I'm thinking it only holds about 130 gallons. Not a big deal I know, just curious if anyone else has noticed this in their coach? I was going to call spartan chassis this week.
The Federal Highway department only allows the fuel tank to be filled to 80% total capacity. So a 150 gallon tank should only be filled to 120 gallons and will be at 80% full.
If you measure the fuel tank, you can determine it's "Water Capacity" the overall cubic feet of water that can fit into the tank. My guess is the water capacity is 150 gallons, and the actual capacity is closer to 120. Perhaps 135?

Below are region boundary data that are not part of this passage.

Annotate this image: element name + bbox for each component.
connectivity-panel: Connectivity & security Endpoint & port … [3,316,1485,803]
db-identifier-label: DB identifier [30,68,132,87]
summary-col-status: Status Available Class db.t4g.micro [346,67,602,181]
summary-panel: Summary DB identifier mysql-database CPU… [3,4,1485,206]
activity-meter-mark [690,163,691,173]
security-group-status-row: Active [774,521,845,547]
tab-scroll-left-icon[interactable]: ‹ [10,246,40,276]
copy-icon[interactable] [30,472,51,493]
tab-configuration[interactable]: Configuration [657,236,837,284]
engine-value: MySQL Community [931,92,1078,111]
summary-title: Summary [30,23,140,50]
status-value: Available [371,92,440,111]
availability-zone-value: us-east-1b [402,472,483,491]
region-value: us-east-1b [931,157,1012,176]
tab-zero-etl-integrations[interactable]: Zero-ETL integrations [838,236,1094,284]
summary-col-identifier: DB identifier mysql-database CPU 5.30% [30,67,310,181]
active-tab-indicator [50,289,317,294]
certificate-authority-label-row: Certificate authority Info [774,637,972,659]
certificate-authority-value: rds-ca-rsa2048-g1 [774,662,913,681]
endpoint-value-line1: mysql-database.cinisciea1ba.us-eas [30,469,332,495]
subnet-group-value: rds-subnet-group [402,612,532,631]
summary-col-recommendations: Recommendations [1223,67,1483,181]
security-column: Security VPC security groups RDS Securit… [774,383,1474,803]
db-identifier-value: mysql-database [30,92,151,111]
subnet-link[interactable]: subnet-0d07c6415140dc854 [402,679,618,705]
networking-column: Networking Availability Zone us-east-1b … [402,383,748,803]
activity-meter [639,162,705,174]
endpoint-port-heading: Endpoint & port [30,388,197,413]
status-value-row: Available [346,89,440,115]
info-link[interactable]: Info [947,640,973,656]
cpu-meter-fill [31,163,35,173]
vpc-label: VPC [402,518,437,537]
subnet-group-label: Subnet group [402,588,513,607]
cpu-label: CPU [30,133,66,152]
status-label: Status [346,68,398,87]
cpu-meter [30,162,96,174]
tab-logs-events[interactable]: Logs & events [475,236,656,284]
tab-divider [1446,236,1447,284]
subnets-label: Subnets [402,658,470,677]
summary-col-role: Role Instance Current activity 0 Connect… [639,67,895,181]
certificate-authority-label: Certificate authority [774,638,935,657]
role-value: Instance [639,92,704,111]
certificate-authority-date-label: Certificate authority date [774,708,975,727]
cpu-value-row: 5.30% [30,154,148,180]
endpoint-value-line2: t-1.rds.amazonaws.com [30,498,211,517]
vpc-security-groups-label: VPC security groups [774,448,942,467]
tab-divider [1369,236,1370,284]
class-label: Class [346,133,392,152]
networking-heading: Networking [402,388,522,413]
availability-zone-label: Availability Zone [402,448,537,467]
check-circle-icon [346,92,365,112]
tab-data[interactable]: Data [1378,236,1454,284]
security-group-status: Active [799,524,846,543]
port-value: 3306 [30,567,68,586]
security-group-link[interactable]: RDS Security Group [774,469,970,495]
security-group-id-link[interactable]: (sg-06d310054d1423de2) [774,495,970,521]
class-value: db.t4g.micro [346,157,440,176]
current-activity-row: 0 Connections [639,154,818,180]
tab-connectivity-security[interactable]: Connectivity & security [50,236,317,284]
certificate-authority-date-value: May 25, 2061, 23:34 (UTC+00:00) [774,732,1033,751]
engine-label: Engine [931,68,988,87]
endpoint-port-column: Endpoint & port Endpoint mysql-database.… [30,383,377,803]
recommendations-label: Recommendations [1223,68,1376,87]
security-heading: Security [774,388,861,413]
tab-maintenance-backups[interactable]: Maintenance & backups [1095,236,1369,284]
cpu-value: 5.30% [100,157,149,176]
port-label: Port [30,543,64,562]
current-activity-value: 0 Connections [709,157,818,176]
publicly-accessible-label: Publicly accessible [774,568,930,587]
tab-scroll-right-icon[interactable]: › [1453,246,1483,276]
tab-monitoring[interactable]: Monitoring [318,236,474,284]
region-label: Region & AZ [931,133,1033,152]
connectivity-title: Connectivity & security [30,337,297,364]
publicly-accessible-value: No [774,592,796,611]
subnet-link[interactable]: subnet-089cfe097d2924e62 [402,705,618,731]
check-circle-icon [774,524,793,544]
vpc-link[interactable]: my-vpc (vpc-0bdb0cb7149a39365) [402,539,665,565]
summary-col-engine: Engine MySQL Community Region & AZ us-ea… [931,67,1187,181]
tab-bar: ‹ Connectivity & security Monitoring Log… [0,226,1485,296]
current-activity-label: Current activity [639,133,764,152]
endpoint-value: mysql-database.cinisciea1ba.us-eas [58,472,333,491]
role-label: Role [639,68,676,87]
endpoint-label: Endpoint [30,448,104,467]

Yes I do know a guy who can get 38 gallons into his 33 gallon tank, and wants me to modify the fuel filler to let out more air, and then the tank can hold in more fuel. I thnk I would be happy to put in 100 gallons at a time, and a normal pump will only put out 8 gallons per minute, so even waiting 10 - 15 minutes for 80 gallons is trying for me!
The truck filler lanes can deliver closer to 25 gallons per minute, and they also will put in a bit of foam into the tank at that high speed rate, so expect to hold a little less overall fuel, but still have a faster fill time.
You probably have a tank that would hold 150 if you could completely fill it!! But there is always some space in the tank that is not going to be filled, usually 10%(+). Besides, your total usable gallonage is probably down around 130.
Once I see fuel in the filler neck, I can get another 10 gallons in at least. Our gauge seems to be pretty accurate. If the fuel gauge says 1/2, I can pretty much put in 75 gallons in our 150 gallon tank.
Depending on the fuel station, I will tilt our coach towards the passenger side with the air bags so I can put more fuel in the tank. On one of my recent fills at the Texaco station at the Arizona border just before you enter California on the I-10, their truck pumps have a strong slant to the passenger side. I filled up and was able to drive 150 miles before the needle moved off of full. Normally, I expect about 100 miles before the needle moves.
I realize one of my most dislikes about RVing is fueling up. I just don't like it. So, I try to fill up as much as possible so that I can drive further between fuel stops.
2008 Monaco Dynasty, 42.2 ft., 4 slides, 425 hp clean-air Cummins diesel
2013 Honda CR-V EXL, AWD, w/Nav, SMI Air Force One vacuum-assisted braking
I'm in the business of drilling for oil. I love to read post like this where fellow RV'er are discussing purchasing fuel. After all that's what keeps me going down the road when I'm not at work.
A lot of the big Monaco DPs have a very short fill tube that is lower than the top of the tank. I've found that by leaning the coach to the right side I can put another 20 gallons in. If I lean it to the left it wants to burp out some fuel about the time it's full. The bottom of the fill tube is lower than the top of the tank by over an inch. I would not overfill it if I'm going to park it in a few miles as it needs some room for expansion.
This post is my opinion (free advice). It is not intended to influence anyone's judgment nor do I advocate anyone do what I propose.
I believe that the only fill to 80% of capacity pertains to propane, not diesel or gasoline. First, fuel gauges are notoriously inaccurate. Second, you have no way of knowing how far above the lowest point of the fuel tank the pickup tube is. You could easily have 15-20 gallons left in the tank when you "run out of fuel". I have a 150 gallon diesel fuel tank. My low fuel light comes on when I still have 43 gallons left in the tank. What I don't know, and am not likely to find out, is how much of that 43 gallons I can actually use.